💽 СЛУШАТЬ ПОДКАСТ: ССЫЛКА
В 2026 году индустрия локального искусственного интеллекта столкнулась со «стеной памяти». Гигантские нейросети сместили фокус с вычислительной мощности чипов на объем и скорость памяти. В ответ на это сформировались два противоположных лагеря: парадигма «Скорости» (RTX 5090) и парадигма «Объема» (DGX Spark).
📊 Битва за локальный ИИ
Ниже представлено концептуальное сравнение обеих систем, отражающее их сильные и слабые стороны в реальных рабочих процессах.
1. NVIDIA DGX Spark: Укротитель гигантов
Изначально известная как Project DIGITS, эта микро-станция объединяет 20-ядерный ARM-процессор и GPU архитектуры Blackwell (GB10) с 128 ГБ унифицированной памяти.
Преимущества:
- Беспрецедентный объем: Позволяет локально запускать гигантские модели (например, GPT-OSS-120B или Qwen 3.5 122B) без использования облака.
- Стабильный инференс: Благодаря NVLink-C2C, CPU и GPU делят память напрямую. На тяжелых моделях система выдает стабильные 40–60 токенов/с, что идеально для мультиагентных систем.
Недостатки (Программный кризис):
- Микроархитектура SM121: Выяснилось, что чип GB10 лишен тензорных инструкций tcgen05 (присутствующих в серверных Blackwell).
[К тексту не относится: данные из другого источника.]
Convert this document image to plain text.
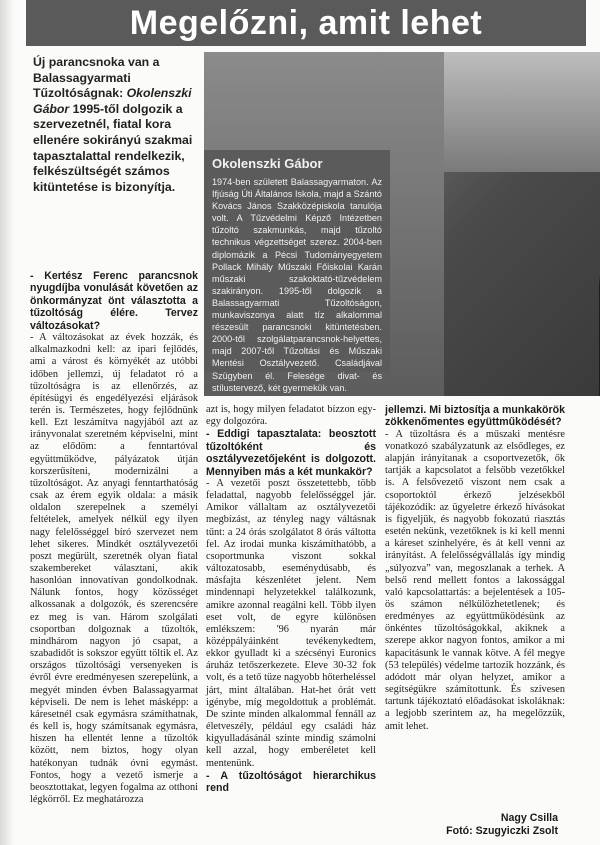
Megelőzni, amit lehet
Új parancsnoka van a Balassagyarmati Tűzoltóságnak: Okolenszki Gábor 1995-től dolgozik a szervezetnél, fiatal kora ellenére sokirányú szakmai tapasztalattal rendelkezik, felkészültségét számos kitüntetése is bizonyítja.
Okolenszki Gábor
1974-ben született Balassagyarmaton. Az Ifjúság Úti Általános Iskola, majd a Szántó Kovács János Szakközépiskola tanulója volt. A Tűzvédelmi Képző Intézetben tűzoltó szakmunkás, majd tűzoltó technikus végzettséget szerez. 2004-ben diplomázik a Pécsi Tudományegyetem Pollack Mihály Műszaki Főiskolai Karán műszaki szakoktató-tűzvédelem szakirányon. 1995-től dolgozik a Balassagyarmati Tűzoltóságon, munkaviszonya alatt tíz alkalommal részesült parancsnoki kitüntetésben. 2000-től szolgálatparancsnok-helyettes, majd 2007-től Tűzoltási és Műszaki Mentési Osztályvezető. Családjával Szügyben él. Felesége divat- és stílustervező, két gyermekük van.

- Kertész Ferenc parancsnok nyugdíjba vonulását követően az önkormányzat önt választotta a tűzoltóság élére. Tervez változásokat?

- A változásokat az évek hozzák, és alkalmazkodni kell: az ipari fejlődés, ami a várost és környékét az utóbbi időben jellemzi, új feladatot ró a tűzoltóságra is az ellenőrzés, az építésügyi és engedélyezési eljárások terén is. Természetes, hogy fejlődnünk kell. Ezt leszámítva nagyjából azt az irányvonalat szeretném képviselni, mint az elődöm: a fenntartóval együttműködve, pályázatok útján korszerűsíteni, modernizálni a tűzoltóságot. Az anyagi fenntarthatóság csak az érem egyik oldala: a másik oldalon szerepelnek a személyi feltételek, amelyek nélkül egy ilyen nagy felelősséggel bíró szervezet nem lehet sikeres. Mindkét osztályvezetői poszt megürült, szeretnék olyan fiatal szakembereket választani, akik hasonlóan innovatívan gondolkodnak. Nálunk fontos, hogy közösséget alkossanak a dolgozók, és szerencsére ez meg is van. Három szolgálati csoportban dolgoznak a tűzoltók, mindhárom nagyon jó csapat, a szabadidőt is sokszor együtt töltik el. Az országos tűzoltósági versenyeken is évről évre eredményesen szerepelünk, a megyét minden évben Balassagyarmat képviseli. De nem is lehet másképp: a káresetnél csak egymásra számíthatnak, és kell is, hogy számítsanak egymásra, hiszen ha ellentét lenne a tűzoltók között, nem biztos, hogy olyan hatékonyan tudnák óvni egymást. Fontos, hogy a vezető ismerje a beosztottakat, legyen fogalma az otthoni légkörről. Ez meghatározza

azt is, hogy milyen feladatot bízzon egy-egy dolgozóra.

- Eddigi tapasztalata: beosztott tűzoltóként és osztályvezetőjeként is dolgozott. Mennyiben más a két munkakör?

- A vezetői poszt összetettebb, több feladattal, nagyobb felelősséggel jár. Amikor vállaltam az osztályvezetői megbízást, az tényleg nagy váltásnak tűnt: a 24 órás szolgálatot 8 órás váltotta fel. Az irodai munka kiszámíthatóbb, a csoportmunka viszont sokkal változatosabb, eseménydúsabb, és másfajta készenlétet jelent. Nem mindennapi helyzetekkel találkozunk, amikre azonnal reagálni kell. Több ilyen eset volt, de egyre különösen emlékszem: '96 nyarán már középpályáinként tevékenykedtem, ekkor gyulladt ki a szécsényi Euronics áruház tetőszerkezete. Eleve 30-32 fok volt, és a tető tüze nagyobb hőterheléssel járt, mint általában. Hat-het órát vett igénybe, míg megoldottuk a problémát. De szinte minden alkalommal fennáll az életveszély, például egy családi ház kigyulladásánál szinte mindig számolni kell azzal, hogy emberéletet kell mentenünk.

- A tűzoltóságot hierarchikus rend

jellemzi. Mi biztosítja a munkakörök zökkenőmentes együttműködését?

- A tűzoltásra és a műszaki mentésre vonatkozó szabályzatunk az elsődleges, ez alapján irányítanak a csoportvezetők, ők tartják a kapcsolatot a felsőbb vezetőkkel is. A felsővezető viszont nem csak a csoportoktól érkező jelzésekből tájékozódik: az ügyeletre érkező hívásokat is figyeljük, és nagyobb fokozatú riasztás esetén nekünk, vezetőknek is ki kell menni a káreset színhelyére, és át kell venni az irányítást. A felelősségvállalás így mindig „súlyozva” van, megoszlanak a terhek. A belső rend mellett fontos a lakossággal való kapcsolattartás: a bejelentések a 105-ös számon nélkülözhetetlenek; és eredményes az együttműködésünk az önkéntes tűzoltóságokkal, akiknek a szerepe akkor nagyon fontos, amikor a mi kapacitásunk le vannak kötve. A fél megye (53 település) védelme tartozik hozzánk, és adódott már olyan helyzet, amikor a segítségükre számítottunk. És szívesen tartunk tájékoztató előadásokat iskoláknak: a legjobb szerintem az, ha megelőzzük, amit lehet.

Nagy Csilla
Fotó: Szugyiczki Zsolt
Из-за этого фреймворки вроде Triton и vLLM изначально работали нестабильно, откатываясь к старым алгоритмам.
- Энтузиастам пришлось создавать платформу Spark Arena для стандартизации патчей и оптимизации запуска моделей.
2. RTX 5090: Абсолютная скорость генерации
Классический подход с использованием флагманской дискретной видеокарты, обладающей феноменальной пропускной способностью памяти ~1.8 ТБ/с.
Преимущества:
- Доминирование в графике: В задачах диффузии (генерация картинок и видео) огромная пропускная способность позволяет моментально декодировать данные.
- Мгновенный отклик LLM: Если модель (до ~34B параметров) влезает в 32 ГБ VRAM, RTX 5090 генерирует сотни токенов в секунду, оставляя DGX Spark далеко позади.
Недостатки:
- Как только модель (например, 70B+) требует выгрузки части слоев в системную DDR5-память через узкую шину PCIe, скорость генерации падает до нерабочих 1-2 токенов в секунду.
3. Сравнительный бенчмаркинг
Прямое сравнение показывает, что выбор платформы строго зависит от типа нейросети.
4. Конкуренты: Mac Studio и AMD Strix Halo
- Mac Studio (M3/M4 Ultra): Предлагает до 512 ГБ памяти со скоростью 819 ГБ/с. Отлично генерирует токены, но проигрывает Spark в скорости обработки длинных промптов (Prefill) почти в 3.8 раза и не поддерживает CUDA.
- AMD Strix Halo (AI395): Бюджетная альтернатива на x86 со 128 ГБ памяти. Позволяет запустить 122B модели со скоростью ~20 токенов/с, но страдает от нестабильности графического API (Vulkan/ROCm) при пиковых нагрузках.
5. Экономика рынка и кризис памяти (2026)
Выбор оборудования усложняется глобальным дефицитом. Из-за ИИ-бума заводы перевели мощности на создание серверной памяти HBM для NVIDIA и AMD.
Как итог — острая нехватка GDDR7 для потребительского рынка. Розничная цена видеокарты RTX 5090 взлетела с рекомендованных $1,999 до $3,500–$5,000. В этих реалиях полностью готовая рабочая станция DGX Spark за $4,299 становится крайне конкурентоспособной по стоимости владения
6. Перспективы (2027+)
Индустрия движется к преодолению «стены памяти»:
- Архитектура Rubin: В 2027 году ожидается переход на память HBM4 с пропускной способностью более 3.6 ТБ/с на чип, что устранит текущие ограничения скорости в корпоративном сегменте.
- Модули LPCAMM2: В сегменте ПК на смену впаянной памяти и SO-DIMM приходят модули LPCAMM2, которые обеспечат высочайшую пропускную способность унифицированной LPDDR5X с возможностью апгрейда.
Итог: Если ваш профиль — генерация графики и видео или работа с моделями до 34B, ищите RTX 5090. Если вы разработчик RAG-систем, тестируете LLM на 70-200B параметров и вам нужна тихая машина с колоссальным объемом памяти, DGX Spark — единственный разумный выбор на сегодня.